Peace on a plate. That's what Yoash Dvir is serving up at his hummus bar in Sydney, the first eatery of its kind in the Australian city. "I have an Israeli salad, a Lebanese-style hummus with Lebanese tahini, we serve Turkish coffee, one of my best clients is Egyptian and we're friendly with everyone, especially the Syrian restaurants up the road," says Dvir, as he shows me around Simply Hummus in the city's upscale Darlinghurst district. The tiny venue is as simple as the name suggests – it's decked out with lanterns and fairy lights, and a small cluster of tables has been squeezed into the narrow space.
Dvir, 40, grew up near Tel Aviv, but moved to Australia after his wife, a tech expert, was seconded to Sydney about two years ago from New York, where they had been living. Upon their arrival Down Under, Dvir, a former lawyer, spotted a gap in the foodie landscape.
“There was no hummus bar, and as a businessman I thought it was a good opportunity,” he explains. “In the Middle East there are a lot of hummus places, so I said ‘let’s open one’.” Dvir knows many other Middle Easterners who shared his dream. “I talked about it for a year before I did it,” he says. “Everyone said someone should open a hummus bar. I was that someone.”

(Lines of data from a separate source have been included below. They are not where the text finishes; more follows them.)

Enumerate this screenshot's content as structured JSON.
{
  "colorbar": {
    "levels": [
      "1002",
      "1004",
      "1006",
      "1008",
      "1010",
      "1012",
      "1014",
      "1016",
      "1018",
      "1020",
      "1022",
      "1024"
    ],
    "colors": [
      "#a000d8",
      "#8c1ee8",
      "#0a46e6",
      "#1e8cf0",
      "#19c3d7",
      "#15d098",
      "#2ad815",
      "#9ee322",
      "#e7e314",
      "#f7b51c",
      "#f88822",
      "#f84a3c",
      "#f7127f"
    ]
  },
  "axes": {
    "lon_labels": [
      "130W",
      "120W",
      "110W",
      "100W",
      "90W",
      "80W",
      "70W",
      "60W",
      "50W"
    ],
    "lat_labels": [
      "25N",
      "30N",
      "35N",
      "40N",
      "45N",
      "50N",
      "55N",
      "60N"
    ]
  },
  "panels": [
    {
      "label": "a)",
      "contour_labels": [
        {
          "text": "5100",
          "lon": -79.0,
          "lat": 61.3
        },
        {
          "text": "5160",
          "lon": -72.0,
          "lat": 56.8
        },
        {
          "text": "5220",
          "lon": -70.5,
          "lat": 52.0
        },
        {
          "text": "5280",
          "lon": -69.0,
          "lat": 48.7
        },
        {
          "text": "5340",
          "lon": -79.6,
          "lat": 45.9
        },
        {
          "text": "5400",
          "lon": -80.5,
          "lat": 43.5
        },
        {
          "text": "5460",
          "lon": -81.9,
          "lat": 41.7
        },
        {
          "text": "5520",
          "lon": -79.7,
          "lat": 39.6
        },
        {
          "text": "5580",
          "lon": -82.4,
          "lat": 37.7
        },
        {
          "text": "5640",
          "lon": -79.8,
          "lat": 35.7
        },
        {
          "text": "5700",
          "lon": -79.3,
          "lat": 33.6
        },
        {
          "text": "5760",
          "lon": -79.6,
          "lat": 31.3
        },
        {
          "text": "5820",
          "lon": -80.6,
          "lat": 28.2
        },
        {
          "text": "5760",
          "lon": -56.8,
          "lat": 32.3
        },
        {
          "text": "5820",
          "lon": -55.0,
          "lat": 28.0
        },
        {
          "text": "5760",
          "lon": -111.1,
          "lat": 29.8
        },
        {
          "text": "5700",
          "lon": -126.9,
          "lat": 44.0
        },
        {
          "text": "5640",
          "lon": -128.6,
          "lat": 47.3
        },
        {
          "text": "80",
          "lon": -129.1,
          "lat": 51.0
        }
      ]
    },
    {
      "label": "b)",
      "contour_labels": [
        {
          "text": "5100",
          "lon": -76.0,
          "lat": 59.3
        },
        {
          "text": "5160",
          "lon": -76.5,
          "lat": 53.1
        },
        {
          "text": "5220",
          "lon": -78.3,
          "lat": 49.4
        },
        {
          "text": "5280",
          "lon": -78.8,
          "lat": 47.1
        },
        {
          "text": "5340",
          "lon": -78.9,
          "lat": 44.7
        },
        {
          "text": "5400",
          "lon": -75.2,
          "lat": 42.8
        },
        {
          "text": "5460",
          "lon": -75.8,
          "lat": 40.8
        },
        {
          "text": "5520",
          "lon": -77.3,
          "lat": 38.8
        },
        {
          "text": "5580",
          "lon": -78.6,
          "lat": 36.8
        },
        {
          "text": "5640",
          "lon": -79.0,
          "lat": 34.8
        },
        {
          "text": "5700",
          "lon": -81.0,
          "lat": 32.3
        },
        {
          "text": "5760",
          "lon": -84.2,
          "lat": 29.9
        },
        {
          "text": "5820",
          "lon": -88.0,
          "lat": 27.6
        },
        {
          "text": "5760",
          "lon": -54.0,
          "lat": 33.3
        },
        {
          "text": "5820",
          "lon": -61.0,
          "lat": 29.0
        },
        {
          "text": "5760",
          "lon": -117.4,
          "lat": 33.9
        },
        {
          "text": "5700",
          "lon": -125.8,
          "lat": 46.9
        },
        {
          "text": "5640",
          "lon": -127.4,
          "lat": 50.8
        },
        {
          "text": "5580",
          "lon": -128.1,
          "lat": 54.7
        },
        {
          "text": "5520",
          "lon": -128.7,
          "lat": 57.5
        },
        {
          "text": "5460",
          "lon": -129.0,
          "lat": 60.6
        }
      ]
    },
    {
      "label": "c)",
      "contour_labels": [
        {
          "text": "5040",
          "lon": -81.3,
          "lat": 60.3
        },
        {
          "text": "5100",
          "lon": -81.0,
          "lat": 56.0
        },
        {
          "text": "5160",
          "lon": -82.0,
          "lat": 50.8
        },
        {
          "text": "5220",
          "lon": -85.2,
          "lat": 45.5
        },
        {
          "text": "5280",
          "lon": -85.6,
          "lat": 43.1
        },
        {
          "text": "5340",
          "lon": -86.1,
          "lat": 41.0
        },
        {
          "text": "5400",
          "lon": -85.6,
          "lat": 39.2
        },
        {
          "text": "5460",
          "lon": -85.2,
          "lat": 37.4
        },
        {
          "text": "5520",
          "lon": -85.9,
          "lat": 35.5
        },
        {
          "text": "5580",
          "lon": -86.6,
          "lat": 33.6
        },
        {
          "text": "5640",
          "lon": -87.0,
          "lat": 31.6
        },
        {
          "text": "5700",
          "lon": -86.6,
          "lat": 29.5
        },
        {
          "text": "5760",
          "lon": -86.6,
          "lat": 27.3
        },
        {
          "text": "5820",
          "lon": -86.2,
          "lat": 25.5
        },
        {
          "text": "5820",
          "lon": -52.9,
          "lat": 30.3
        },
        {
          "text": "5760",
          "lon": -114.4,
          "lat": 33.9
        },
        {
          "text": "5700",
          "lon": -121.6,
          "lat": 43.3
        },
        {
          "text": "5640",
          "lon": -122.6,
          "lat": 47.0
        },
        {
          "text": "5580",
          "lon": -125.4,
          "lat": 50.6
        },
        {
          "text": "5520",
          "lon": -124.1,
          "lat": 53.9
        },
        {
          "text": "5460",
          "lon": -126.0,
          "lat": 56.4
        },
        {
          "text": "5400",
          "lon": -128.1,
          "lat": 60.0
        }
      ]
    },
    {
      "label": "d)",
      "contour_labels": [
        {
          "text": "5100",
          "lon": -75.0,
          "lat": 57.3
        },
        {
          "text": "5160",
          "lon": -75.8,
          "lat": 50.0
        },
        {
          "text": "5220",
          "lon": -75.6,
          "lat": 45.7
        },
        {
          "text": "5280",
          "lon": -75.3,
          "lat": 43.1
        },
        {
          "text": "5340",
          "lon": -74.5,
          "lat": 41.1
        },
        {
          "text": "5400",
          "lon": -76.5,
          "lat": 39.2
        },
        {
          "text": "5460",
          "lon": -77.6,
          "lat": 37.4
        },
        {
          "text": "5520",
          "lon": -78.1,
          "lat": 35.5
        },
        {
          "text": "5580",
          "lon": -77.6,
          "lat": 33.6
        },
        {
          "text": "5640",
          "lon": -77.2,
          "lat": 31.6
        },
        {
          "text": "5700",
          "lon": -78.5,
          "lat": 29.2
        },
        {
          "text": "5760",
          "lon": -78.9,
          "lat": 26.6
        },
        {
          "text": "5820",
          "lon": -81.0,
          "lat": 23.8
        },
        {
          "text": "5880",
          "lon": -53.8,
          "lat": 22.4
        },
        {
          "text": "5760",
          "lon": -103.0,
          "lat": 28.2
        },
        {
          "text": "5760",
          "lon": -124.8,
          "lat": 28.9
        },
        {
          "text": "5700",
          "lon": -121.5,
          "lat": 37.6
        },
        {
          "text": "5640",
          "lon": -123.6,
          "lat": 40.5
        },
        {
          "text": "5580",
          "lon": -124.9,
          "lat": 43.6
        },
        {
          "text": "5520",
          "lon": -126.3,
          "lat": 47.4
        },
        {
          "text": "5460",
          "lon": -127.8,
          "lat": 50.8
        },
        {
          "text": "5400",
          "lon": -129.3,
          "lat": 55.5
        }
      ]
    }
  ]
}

He happily admits he was not much more than his wife’s sous chef in the kitchen at home prior to this new venture, but he soon set about finding a recipe he liked, testing it at some of the city’s popular weekend markets, including Sydney Vegan Market.
“I had never cooked hummus before, so I started looking for recipes. I bought a book about hummus and started cooking. I found some recipes I liked, and after 40 iterations I got the recipe and concept I have today.”
While everyone has a different idea of what makes a good chickpea paste, Dvir has opted for a chunkier version of the dish he’s used to. “The texture we have here is more of the Lebanese kind – it’s more ‘liquidy’ and chunky, not so smooth. In the Middle East you get it very smooth, very liquidy, but it’s also much heavier.” But Australians don’t like heavy dips, he says. “It needs to be light and easy for them.”
By catering to this market, he hopes his customers will help him realise his next dream of expanding the business.
“I want more,” he says confidently. “Melbourne is a great spot, Brisbane is a great spot, Cairns is a great spot – it’s hot all year round up there and hummus is a great thing to eat with a cold drink.” His next destination, however, will be Bondi for the summer, when he’ll serve hummus at lunch only throughout the season.
Thankfully, so far, interest in Dvir’s humble hummus bar has exceeded his early expectations, and while he’s proud to be the first entrepreneur to dip his feet into the market, he says his success has been a case of trial and error.
“I didn’t know how much hummus I would need when I first started. In the beginning I cooked, and because no one knows about you it’s best to keep a little bit on hand and if you run out, you run out,” he explains. “I cook chickpeas, but I don’t blend them as hummus. We do it to order, blending 12 to 15 dishes at a time.”
Every day is different, so Dvir says it’s tough to estimate how much stock he might go through. During his stints at the vegan market, for example, 700 bowls of falafel flew off the stall table in one day. That’s a whopping 15 kilograms of chickpeas.
“The tahini, I get from the Lebanese guys at Auburn [a district of Sydney], and how much I use depends on the day. The markets showed me how to take the small cooking at home and take it to mass production.”
And while he can take the credit for being the first to open a dedicated hummus bar in the harbour city, Dvir says he’d welcome others to join him. “I would be happy to see more of them popping up. The thing is, I am the first one and no one can take that away from me.”